Inter-Subject Analysis: Inferring Sparse Interactions with Dense Intra-Graphs
This work addresses a statistical challenge in neuroscience for analyzing functional connectivity between brain regions under natural stimuli, with incremental contributions to estimation and inference methods.
The paper tackles the problem of inferring sparse interactions between subjects in Inter-Subject Analysis (ISA) while allowing dense intra-subject dependencies, proposing a new modeling framework based on Gaussian graphical models with estimation and inference methods that achieve asymptotic consistency and validity without sparsity assumptions on the inverse Hessian.

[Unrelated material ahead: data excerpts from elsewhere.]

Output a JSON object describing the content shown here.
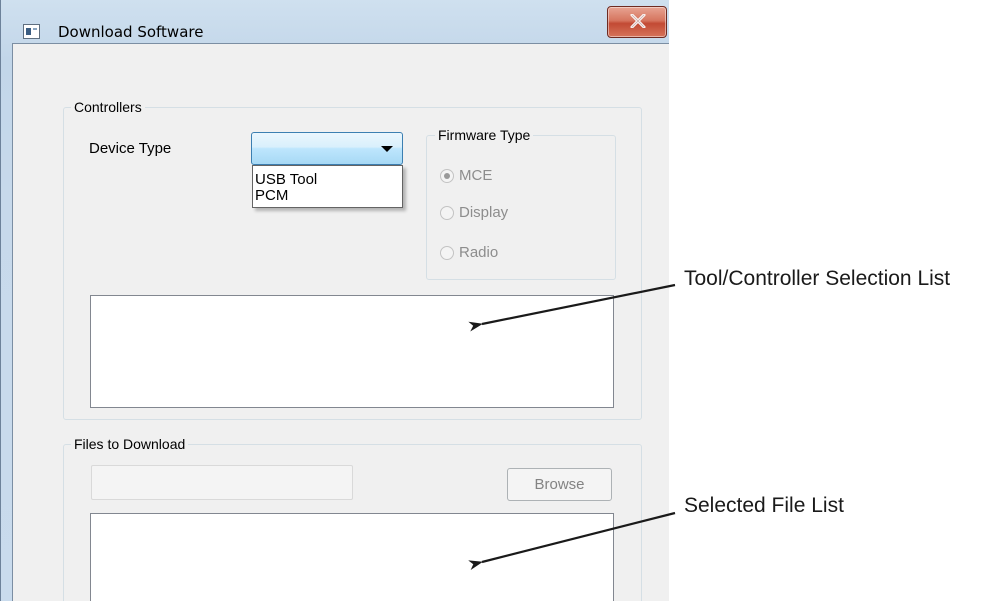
{
  "window": {
    "title": "Download Software",
    "close_glyph": "x"
  },
  "controllers": {
    "group_label": "Controllers",
    "device_type_label": "Device Type",
    "device_type_value": "",
    "dropdown_options": [
      "USB Tool",
      "PCM"
    ],
    "firmware": {
      "group_label": "Firmware Type",
      "options": [
        {
          "label": "MCE",
          "checked": true
        },
        {
          "label": "Display",
          "checked": false
        },
        {
          "label": "Radio",
          "checked": false
        }
      ]
    }
  },
  "files": {
    "group_label": "Files to Download",
    "path_value": "",
    "browse_label": "Browse"
  },
  "annotations": {
    "selection_list": "Tool/Controller Selection List",
    "file_list": "Selected File List"
  },
  "colors": {
    "combo_border": "#3c7fb1",
    "close_button": "#c24a34",
    "disabled_text": "#8d8d8d"
  }
}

We develop a new modeling framework for Inter-Subject Analysis (ISA). The goal of ISA is to explore the dependency structure between different subjects with the intra-subject dependency as nuisance. It has important applications in neuroscience to explore the functional connectivity between brain regions under natural stimuli. Our framework is based on the Gaussian graphical models, under which ISA can be converted to the problem of estimation and inference of the inter-subject precision matrix. The main statistical challenge is that we do not impose sparsity constraint on the whole precision matrix and we only assume the inter-subject part is sparse. For estimation, we propose to estimate an alternative parameter to get around the non-sparse issue and it can achieve asymptotic consistency even if the intra-subject dependency is dense. For inference, we propose an "untangle and chord" procedure to de-bias our estimator. It is valid without the sparsity assumption on the inverse Hessian of the log-likelihood function. This inferential method is general and can be applied to many other statistical problems, thus it is of independent theoretical interest. Numerical experiments on both simulated and brain imaging data validate our methods and theory.